Biden believes that the United States has maintained a neutral stance for decades on the claims relating to East Jerusalem, and its final status was supposed to be determined in the final stages of the peace talks. Biden’s advisers say he will not return the US embassy to Tel Aviv, but will reopen a US consulate in East Jerusalem that will serve the Palestinians and allow a de facto Palestinian embassy in Washington.

As for the two-state solution, unlike Trump, Biden supports the establishment of an independent Palestinian state alongside Israel. Biden told the Jewish Telegraph Agency last May: “The priority now for the Israeli-Palestinian peace issue should be to resume our dialogue with the Palestinians and pressure Israel not to take measures that make a two-state solution impossible.”

Biden’s pro-Israel positions have been known since he was Vice President. He helped secure unwavering support for Israel’s security and was a key advocate in securing support for life-saving technologies such as Iron Dome and Davids’ and Arrow 3. missile defense systems. On the other hand, Biden helped craft an unprecedented $ 38 billion, 10-year Memorandum of Understanding (MOU). Years, and signed in 2016, which was the largest military aid package in US history.

Biden’s views on Israel were articulated in a statement released on May 18 on his campaign website “Joe Biden and the Jewish Community: A Record, Plan of Friendship, Support, and Work.” He opened by mixing the Jewish state with Jewish values ​​and went on to show off Biden’s role in increasing military aid to Israel at the end of the Obama administration. Biden also promised that he would continue attacks on individuals and organizations that boycott Israel for political reasons and point to Palestinian “options” for committing violence.

Although Biden describes himself as a Zionist and “strong supporter” of Israel, many Democrats oppose Israeli policies against the Palestinians ahead of the general elections in November. If Biden has a genuine desire to facilitate real change in the OPT, he must acknowledge the disproportionate power structure that has enabled Israel to oppress the Palestinians and occupy their lands. Although Biden’s views differ from those of Democratic voters, those views remain significantly different from those of Trump. Even if Biden does not take any steps in a more advanced direction, he will likely be influenced by Palestinian rights advocates.

Biden may not be perfect, but he is the only hope for Palestinians after Trump amplified Palestinian misery, despair and oppression in a way his predecessors had not imagined. The Palestinian Prime Minister Dr. said. Muhammad Shtayyeh last July during a hypothetical conference with the Carnegie Endowment for International Peace: “If Mr. Biden is elected in November, we hope it will be a completely different dynamic.”
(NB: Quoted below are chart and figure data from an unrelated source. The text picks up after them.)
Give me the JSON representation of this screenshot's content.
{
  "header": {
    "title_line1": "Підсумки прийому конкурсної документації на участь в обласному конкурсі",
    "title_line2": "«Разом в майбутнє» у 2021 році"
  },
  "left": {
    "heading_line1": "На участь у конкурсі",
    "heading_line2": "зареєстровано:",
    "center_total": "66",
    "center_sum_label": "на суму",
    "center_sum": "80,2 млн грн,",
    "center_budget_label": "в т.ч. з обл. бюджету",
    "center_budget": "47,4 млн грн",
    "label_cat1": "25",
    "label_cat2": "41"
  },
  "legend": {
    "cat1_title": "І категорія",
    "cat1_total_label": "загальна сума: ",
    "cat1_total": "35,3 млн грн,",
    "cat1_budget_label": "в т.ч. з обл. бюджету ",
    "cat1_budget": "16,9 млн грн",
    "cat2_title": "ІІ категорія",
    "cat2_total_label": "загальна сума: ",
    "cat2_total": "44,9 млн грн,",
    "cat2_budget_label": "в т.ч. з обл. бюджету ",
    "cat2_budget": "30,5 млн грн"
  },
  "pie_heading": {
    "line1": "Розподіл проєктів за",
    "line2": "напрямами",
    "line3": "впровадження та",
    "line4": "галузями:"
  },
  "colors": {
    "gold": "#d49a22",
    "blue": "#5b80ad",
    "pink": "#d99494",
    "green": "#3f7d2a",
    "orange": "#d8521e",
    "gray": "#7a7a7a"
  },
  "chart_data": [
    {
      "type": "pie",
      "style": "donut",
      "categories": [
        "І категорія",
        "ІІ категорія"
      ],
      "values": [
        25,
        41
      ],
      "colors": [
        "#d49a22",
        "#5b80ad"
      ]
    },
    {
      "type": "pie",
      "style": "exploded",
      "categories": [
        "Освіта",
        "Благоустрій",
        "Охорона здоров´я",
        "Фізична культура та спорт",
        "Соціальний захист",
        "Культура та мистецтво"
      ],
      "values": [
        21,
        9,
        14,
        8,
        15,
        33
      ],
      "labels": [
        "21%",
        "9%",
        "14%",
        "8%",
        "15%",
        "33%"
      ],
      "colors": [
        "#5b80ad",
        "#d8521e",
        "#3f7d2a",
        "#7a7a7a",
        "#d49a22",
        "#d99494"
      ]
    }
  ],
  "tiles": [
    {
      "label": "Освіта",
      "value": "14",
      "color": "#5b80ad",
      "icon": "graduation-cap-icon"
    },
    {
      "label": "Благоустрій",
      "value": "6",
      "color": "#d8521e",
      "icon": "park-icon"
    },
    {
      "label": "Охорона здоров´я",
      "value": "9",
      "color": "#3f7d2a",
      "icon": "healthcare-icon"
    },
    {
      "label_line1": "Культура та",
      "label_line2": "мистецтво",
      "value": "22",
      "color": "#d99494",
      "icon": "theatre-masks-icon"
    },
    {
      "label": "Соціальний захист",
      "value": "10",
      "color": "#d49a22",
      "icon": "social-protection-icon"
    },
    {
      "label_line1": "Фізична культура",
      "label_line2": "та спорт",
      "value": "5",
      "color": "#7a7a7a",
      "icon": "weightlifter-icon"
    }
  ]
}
Although the Palestinians don’t expect much from Biden, the best they can hope for from the Biden government is to undo much of the damage Trump has done. Although Democrats have previously failed to turn their discourse on the two-state solution into reality, Palestinians hope that Biden can make real change this time and not just preserve the status quo.

And many in Israel and the Palestinian Territories are also counting on how the new US administration can define relations between the two sides. Whereas the program of the Democratic Party for 2020, which calls for the creation of a “viable” Palestinian state, in which the Palestinians have “freedom to govern themselves” and explicitly opposes “unilateral action” on either side, and in this context, the Democratic strategist Joel Rubin wrote Bernie Sanders, who served as director of Jewish communication for the 2020 presidential campaign, in the Israeli newspaper Haaretz described the 2020 Democratic Party program as “the most realistic and the most progressive.”